Eu vou caminhar para a praia ao fim de semana, o Duarte corre, joga à bola, molha-se – ah, que inveja… - e ele senta-se na areia a pensar…depois diz que precisa de fazer exercício, mas não se mexe. Eu saio à noite, com a minha irmã e o namorado e ele fica em casa. Quando manifesto a vontade de ficar com ele, ele diz que não, quase que me obriga a ir e, em última análise, acaba por ir se eu mostrar firmeza em ficar com ele. A única coisa em que não condescende é em sairmos daqui. Passámos a Páscoa com uns amigos no norte, como disse. Ele tinha que fazer um esforço enorme para prestar atenção à conversa, mesmo durante o jantar. Eu sei que ele precisa de ajuda e que sou eu quem o tem que ajudar mas, em simultâneo, há tanta coisa que eu gosto que me passa diante do nariz, devagar, devagarinho, como se fosse para que eu tenha oportunidade de as agarrar…e eu deixo-me ficar…por ele. Será isto o amor? Não sei, não posso ter a certeza. Eu sei que amo o Duarte, é tão intenso, tão abrasador, tão íntimo, tão inexplicável, tão sobrenatural, que não sobra qualquer espaço para dúvidas. Mas com o João, é diferente. Eu digo-lhe tudo isto, ele aceita sem contestações, aceita bem demais, temo eu…

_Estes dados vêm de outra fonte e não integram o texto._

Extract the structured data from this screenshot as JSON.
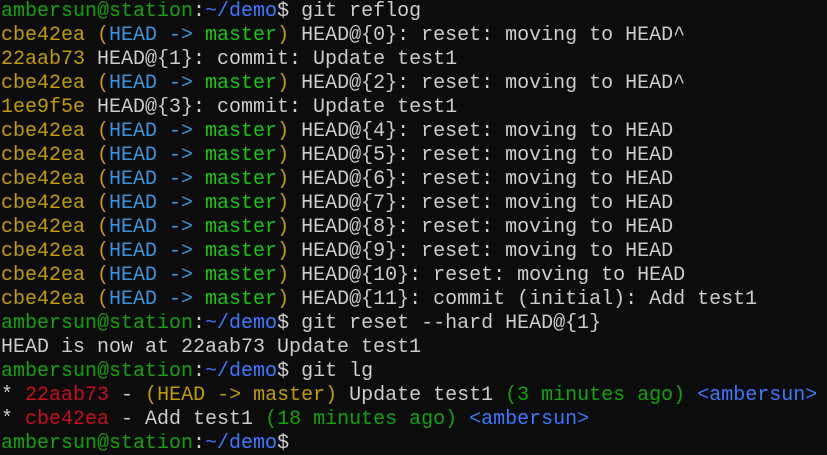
{
  "colors": {
    "background": "#0c0c0c",
    "default": "#cccccc",
    "prompt_user": "#13a10e",
    "prompt_path": "#3b78ff",
    "hash": "#c19c00",
    "head": "#3a96dd",
    "branch": "#16c60c",
    "paren": "#c19c00",
    "lg_hash": "#c50f1f",
    "lg_time": "#13a10e",
    "lg_author": "#3b78ff"
  },
  "terminal": {
    "lines": [
      {
        "segments": [
          {
            "text": "ambersun@station",
            "color": "prompt_user"
          },
          {
            "text": ":",
            "color": "default"
          },
          {
            "text": "~/demo",
            "color": "prompt_path"
          },
          {
            "text": "$ git reflog",
            "color": "default"
          }
        ]
      },
      {
        "segments": [
          {
            "text": "cbe42ea (",
            "color": "hash"
          },
          {
            "text": "HEAD -> ",
            "color": "head"
          },
          {
            "text": "master",
            "color": "branch"
          },
          {
            "text": ")",
            "color": "paren"
          },
          {
            "text": " HEAD@{0}: reset: moving to HEAD^",
            "color": "default"
          }
        ]
      },
      {
        "segments": [
          {
            "text": "22aab73",
            "color": "hash"
          },
          {
            "text": " HEAD@{1}: commit: Update test1",
            "color": "default"
          }
        ]
      },
      {
        "segments": [
          {
            "text": "cbe42ea (",
            "color": "hash"
          },
          {
            "text": "HEAD -> ",
            "color": "head"
          },
          {
            "text": "master",
            "color": "branch"
          },
          {
            "text": ")",
            "color": "paren"
          },
          {
            "text": " HEAD@{2}: reset: moving to HEAD^",
            "color": "default"
          }
        ]
      },
      {
        "segments": [
          {
            "text": "1ee9f5e",
            "color": "hash"
          },
          {
            "text": " HEAD@{3}: commit: Update test1",
            "color": "default"
          }
        ]
      },
      {
        "segments": [
          {
            "text": "cbe42ea (",
            "color": "hash"
          },
          {
            "text": "HEAD -> ",
            "color": "head"
          },
          {
            "text": "master",
            "color": "branch"
          },
          {
            "text": ")",
            "color": "paren"
          },
          {
            "text": " HEAD@{4}: reset: moving to HEAD",
            "color": "default"
          }
        ]
      },
      {
        "segments": [
          {
            "text": "cbe42ea (",
            "color": "hash"
          },
          {
            "text": "HEAD -> ",
            "color": "head"
          },
          {
            "text": "master",
            "color": "branch"
          },
          {
            "text": ")",
            "color": "paren"
          },
          {
            "text": " HEAD@{5}: reset: moving to HEAD",
            "color": "default"
          }
        ]
      },
      {
        "segments": [
          {
            "text": "cbe42ea (",
            "color": "hash"
          },
          {
            "text": "HEAD -> ",
            "color": "head"
          },
          {
            "text": "master",
            "color": "branch"
          },
          {
            "text": ")",
            "color": "paren"
          },
          {
            "text": " HEAD@{6}: reset: moving to HEAD",
            "color": "default"
          }
        ]
      },
      {
        "segments": [
          {
            "text": "cbe42ea (",
            "color": "hash"
          },
          {
            "text": "HEAD -> ",
            "color": "head"
          },
          {
            "text": "master",
            "color": "branch"
          },
          {
            "text": ")",
            "color": "paren"
          },
          {
            "text": " HEAD@{7}: reset: moving to HEAD",
            "color": "default"
          }
        ]
      },
      {
        "segments": [
          {
            "text": "cbe42ea (",
            "color": "hash"
          },
          {
            "text": "HEAD -> ",
            "color": "head"
          },
          {
            "text": "master",
            "color": "branch"
          },
          {
            "text": ")",
            "color": "paren"
          },
          {
            "text": " HEAD@{8}: reset: moving to HEAD",
            "color": "default"
          }
        ]
      },
      {
        "segments": [
          {
            "text": "cbe42ea (",
            "color": "hash"
          },
          {
            "text": "HEAD -> ",
            "color": "head"
          },
          {
            "text": "master",
            "color": "branch"
          },
          {
            "text": ")",
            "color": "paren"
          },
          {
            "text": " HEAD@{9}: reset: moving to HEAD",
            "color": "default"
          }
        ]
      },
      {
        "segments": [
          {
            "text": "cbe42ea (",
            "color": "hash"
          },
          {
            "text": "HEAD -> ",
            "color": "head"
          },
          {
            "text": "master",
            "color": "branch"
          },
          {
            "text": ")",
            "color": "paren"
          },
          {
            "text": " HEAD@{10}: reset: moving to HEAD",
            "color": "default"
          }
        ]
      },
      {
        "segments": [
          {
            "text": "cbe42ea (",
            "color": "hash"
          },
          {
            "text": "HEAD -> ",
            "color": "head"
          },
          {
            "text": "master",
            "color": "branch"
          },
          {
            "text": ")",
            "color": "paren"
          },
          {
            "text": " HEAD@{11}: commit (initial): Add test1",
            "color": "default"
          }
        ]
      },
      {
        "segments": [
          {
            "text": "ambersun@station",
            "color": "prompt_user"
          },
          {
            "text": ":",
            "color": "default"
          },
          {
            "text": "~/demo",
            "color": "prompt_path"
          },
          {
            "text": "$ git reset --hard HEAD@{1}",
            "color": "default"
          }
        ]
      },
      {
        "segments": [
          {
            "text": "HEAD is now at 22aab73 Update test1",
            "color": "default"
          }
        ]
      },
      {
        "segments": [
          {
            "text": "ambersun@station",
            "color": "prompt_user"
          },
          {
            "text": ":",
            "color": "default"
          },
          {
            "text": "~/demo",
            "color": "prompt_path"
          },
          {
            "text": "$ git lg",
            "color": "default"
          }
        ]
      },
      {
        "segments": [
          {
            "text": "* ",
            "color": "default"
          },
          {
            "text": "22aab73",
            "color": "lg_hash"
          },
          {
            "text": " - ",
            "color": "default"
          },
          {
            "text": "(",
            "color": "paren"
          },
          {
            "text": "HEAD -> ",
            "color": "paren"
          },
          {
            "text": "master",
            "color": "paren"
          },
          {
            "text": ")",
            "color": "paren"
          },
          {
            "text": " Update test1 ",
            "color": "default"
          },
          {
            "text": "(3 minutes ago)",
            "color": "lg_time"
          },
          {
            "text": " ",
            "color": "default"
          },
          {
            "text": "<ambersun>",
            "color": "lg_author"
          }
        ]
      },
      {
        "segments": [
          {
            "text": "* ",
            "color": "default"
          },
          {
            "text": "cbe42ea",
            "color": "lg_hash"
          },
          {
            "text": " - Add test1 ",
            "color": "default"
          },
          {
            "text": "(18 minutes ago)",
            "color": "lg_time"
          },
          {
            "text": " ",
            "color": "default"
          },
          {
            "text": "<ambersun>",
            "color": "lg_author"
          }
        ]
      },
      {
        "segments": [
          {
            "text": "ambersun@station",
            "color": "prompt_user"
          },
          {
            "text": ":",
            "color": "default"
          },
          {
            "text": "~/demo",
            "color": "prompt_path"
          },
          {
            "text": "$",
            "color": "default"
          }
        ]
      }
    ]
  }
}
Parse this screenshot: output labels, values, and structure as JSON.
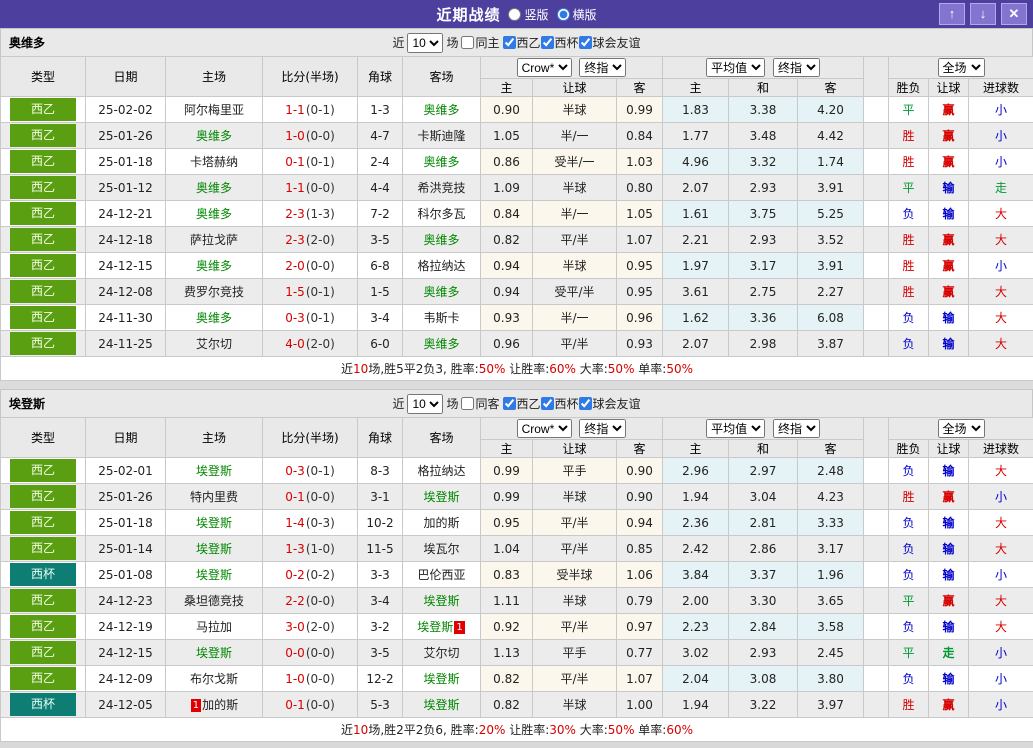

Depois disto tudo compreende que eu não ando por ai a dizer e a afirmar que não quero nada disto, quero ir-me embora, deixem-me em paz, eu não pertenço a este filme, esta vida não é minha,…
O João não merece e ele, especialmente agora, precisa de mim.
Daí eu dizer que não consigo contabilizar o mal que a vida me faz. Se eu não teimasse em querer vivê-la da forma que quero, tudo seria mais fácil. Acomodava-me e pronto.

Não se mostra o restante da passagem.